Sources of vorticity are examined for a laboratory-generated
spilling breaking wave. Two cases are studied. For the first case,
based on the breaker height, the Reynolds and Froude numbers are 7370
and 2.04, respectively. The breaker is preceded by 1 mm wavelength
capillary waves, with the largest amplitude-to-wavelength ratio equal
to 0.18. For this case, it is found that the dominant source of
vorticity flux is a viscous process, due to the deceleration of a
thin layer of the surface fluid. For the second case, the Reynolds
and Froude numbers based on the wave height are 1050 and 1.62,
respectively. No breaking is observed for this case; rather a
capillary–gravity wave is observed with 4 mm wavelength
capillaries preceding the gravity wave. The largest
amplitude-to-wavelength ratio of these capillaries is 0.28. This case
shows that capillary waves do not contribute to the vorticity flux;
rather the only dominant source of the vorticity flux into the flow
is the free-surface fluid deceleration.
Lastly, a thin free-surface jet that is relatively vorticity-free
is found to precede the spilling breaker.

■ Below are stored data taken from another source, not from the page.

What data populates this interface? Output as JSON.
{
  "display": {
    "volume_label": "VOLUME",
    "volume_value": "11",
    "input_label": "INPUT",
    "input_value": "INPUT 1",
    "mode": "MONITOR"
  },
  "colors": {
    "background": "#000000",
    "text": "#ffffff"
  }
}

Analyses suggest that our
wave-breaking phenomena can be modelled by a hydraulic jump
phenomenon where the Froude number is based on the thickness of the
free-surface jet, and on the velocity of the free-surface jet just
prior to breaking. We believe this to be a more physically
descriptive value of the Froude number. For the high-speed case, the
Froude number based on the thickness of the free-surface jet is 4.78,
while for the lower-speed case it is 2.14.